I'm being slowly sucked back into new ewaste items for the smarter home because the Samsung IP cameras I recently installed appear to be working happily. I was excited that I could bypass their apps trivially without ever downloading them.
The latest device to follow me home is a 'Wi-Fi Smart Plug' from D-Link.
The device is a surprisingly bulky box stuffed with a power board and a daughter board. The power board has the high-voltage side of the power supply for the electronics, a relay for controlling a load, and a PL8331 energy metering IC from Prolific.
The daughter board holds the Atheros AR1311 and the flash that make the box a computer. These parts also make the smart plug essentially indistinguishable from any of a thousand other products from a hundred other vendors all built on the same platform.

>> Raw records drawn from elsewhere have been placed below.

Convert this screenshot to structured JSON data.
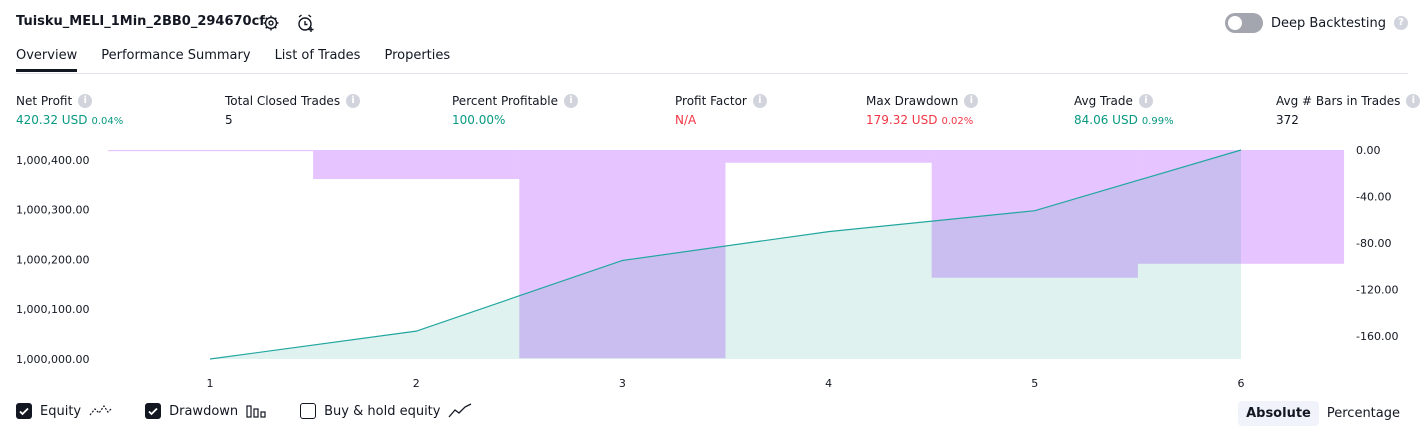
{
  "header": {
    "strategy_name": "Tuisku_MELI_1Min_2BB0_294670cf",
    "settings_icon": "gear-icon",
    "alert_icon": "alarm-clock-plus-icon",
    "deep_backtesting_label": "Deep Backtesting",
    "deep_backtesting_enabled": false
  },
  "tabs": [
    {
      "label": "Overview",
      "active": true
    },
    {
      "label": "Performance Summary",
      "active": false
    },
    {
      "label": "List of Trades",
      "active": false
    },
    {
      "label": "Properties",
      "active": false
    }
  ],
  "metrics": {
    "net_profit": {
      "label": "Net Profit",
      "value": "420.32 USD",
      "pct": "0.04%"
    },
    "total_closed_trades": {
      "label": "Total Closed Trades",
      "value": "5"
    },
    "percent_profitable": {
      "label": "Percent Profitable",
      "value": "100.00%"
    },
    "profit_factor": {
      "label": "Profit Factor",
      "value": "N/A"
    },
    "max_drawdown": {
      "label": "Max Drawdown",
      "value": "179.32 USD",
      "pct": "0.02%"
    },
    "avg_trade": {
      "label": "Avg Trade",
      "value": "84.06 USD",
      "pct": "0.99%"
    },
    "avg_bars": {
      "label": "Avg # Bars in Trades",
      "value": "372"
    }
  },
  "chart_data": {
    "type": "line",
    "x": [
      1,
      2,
      3,
      4,
      5,
      6
    ],
    "series": [
      {
        "name": "Equity",
        "type": "area",
        "values": [
          1000000,
          1000056,
          1000198,
          1000256,
          1000298,
          1000420
        ],
        "color": "#089981"
      },
      {
        "name": "Drawdown",
        "type": "bar",
        "axis": "right",
        "bars": [
          {
            "from": 0.5,
            "to": 1.5,
            "value": -1
          },
          {
            "from": 1.5,
            "to": 2.5,
            "value": -25
          },
          {
            "from": 2.5,
            "to": 3.5,
            "value": -179.32
          },
          {
            "from": 3.5,
            "to": 4.5,
            "value": -11
          },
          {
            "from": 4.5,
            "to": 5.5,
            "value": -110
          },
          {
            "from": 5.5,
            "to": 6.5,
            "value": -98
          }
        ],
        "color": "#c77dff"
      }
    ],
    "y_left": {
      "ticks": [
        "1,000,400.00",
        "1,000,300.00",
        "1,000,200.00",
        "1,000,100.00",
        "1,000,000.00"
      ],
      "range": [
        1000000,
        1000420
      ]
    },
    "y_right": {
      "ticks": [
        "0.00",
        "-40.00",
        "-80.00",
        "-120.00",
        "-160.00"
      ],
      "range": [
        -180,
        0
      ]
    },
    "x_ticks": [
      "1",
      "2",
      "3",
      "4",
      "5",
      "6"
    ]
  },
  "legend": [
    {
      "label": "Equity",
      "checked": true,
      "icon": "equity-line-icon"
    },
    {
      "label": "Drawdown",
      "checked": true,
      "icon": "drawdown-bars-icon"
    },
    {
      "label": "Buy & hold equity",
      "checked": false,
      "icon": "buy-hold-line-icon"
    }
  ],
  "view_toggle": {
    "absolute": "Absolute",
    "percentage": "Percentage",
    "selected": "Absolute"
  }
}
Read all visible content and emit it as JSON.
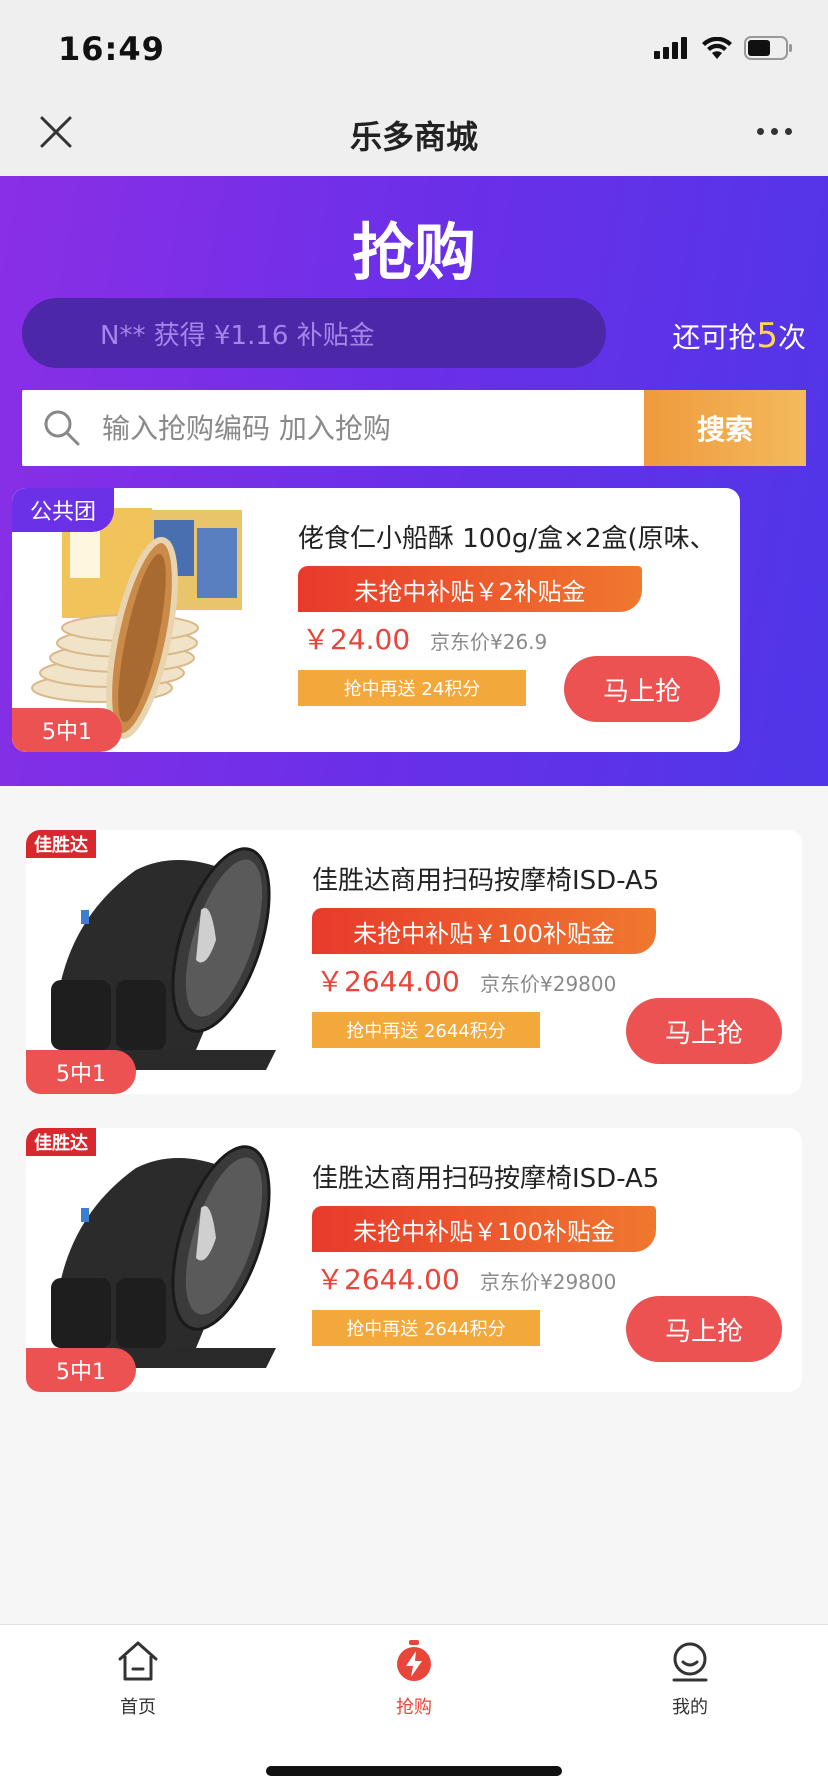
{
  "status": {
    "time": "16:49"
  },
  "nav": {
    "title": "乐多商城"
  },
  "hero": {
    "title": "抢购",
    "ticker": "N** 获得 ¥1.16 补贴金",
    "remain_prefix": "还可抢",
    "remain_count": "5",
    "remain_suffix": "次"
  },
  "search": {
    "placeholder": "输入抢购编码 加入抢购",
    "button": "搜索"
  },
  "products": [
    {
      "badge": "公共团",
      "odds": "5中1",
      "title": "佬食仁小船酥 100g/盒×2盒(原味、",
      "subsidy": "未抢中补贴￥2补贴金",
      "price": "￥24.00",
      "ref_price": "京东价¥26.9",
      "points": "抢中再送 24积分",
      "buy": "马上抢"
    },
    {
      "brand": "佳胜达",
      "odds": "5中1",
      "title": "佳胜达商用扫码按摩椅ISD-A5",
      "subsidy": "未抢中补贴￥100补贴金",
      "price": "￥2644.00",
      "ref_price": "京东价¥29800",
      "points": "抢中再送 2644积分",
      "buy": "马上抢"
    },
    {
      "brand": "佳胜达",
      "odds": "5中1",
      "title": "佳胜达商用扫码按摩椅ISD-A5",
      "subsidy": "未抢中补贴￥100补贴金",
      "price": "￥2644.00",
      "ref_price": "京东价¥29800",
      "points": "抢中再送 2644积分",
      "buy": "马上抢"
    }
  ],
  "tabs": [
    {
      "label": "首页",
      "icon": "home-icon"
    },
    {
      "label": "抢购",
      "icon": "flash-sale-icon"
    },
    {
      "label": "我的",
      "icon": "profile-icon"
    }
  ],
  "colors": {
    "accent_red": "#ec5252",
    "hero_purple": "#6a2fe8",
    "orange": "#f2a83b"
  }
}
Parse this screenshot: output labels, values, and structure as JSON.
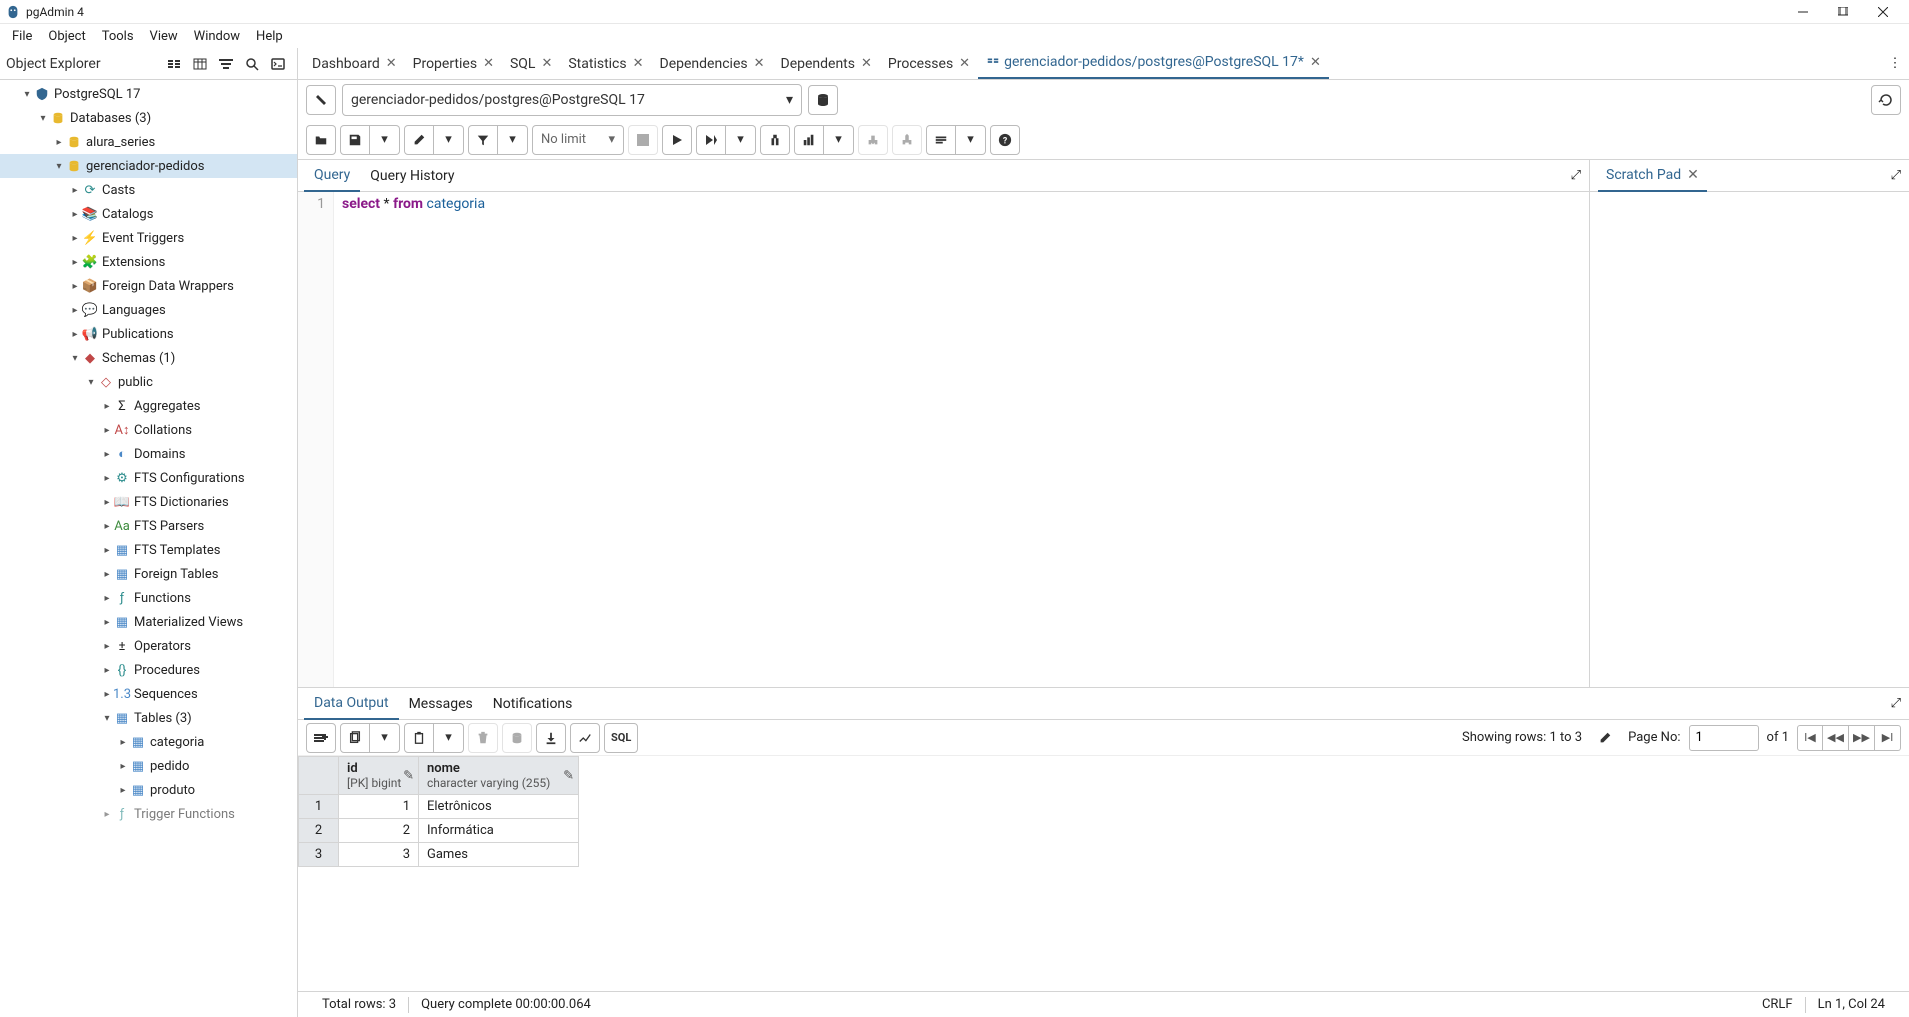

A clever soul posted a simple script to bypass all the appery associated with this gizmo but it may have been too much to hope for two purchases in a row to work out. I bought this gizmo at Micro Center. I don't know why I even go in that store. If there are two variants of a product in the wild, Micro Center is guaranteed to have the wrong one. If you want the vulnerable one, they have the patched one. If you want the secure one, they have the vulnerable one. It's all the proof I need that the LHC will find a luck particle someday.
My guess is that only the vulnerable devices were marketable and the demand for these boxes cratered one D-Link shipped one not worth making work. Perhaps Micro Center got someone else's overstock cheap.
Other intrepid souls have pursued the matter further. If I may paraphrase Newton -- if I have seen less far, it is because I could not be bothered to climb up to the shoulders of giants. This box goes straight to recycling.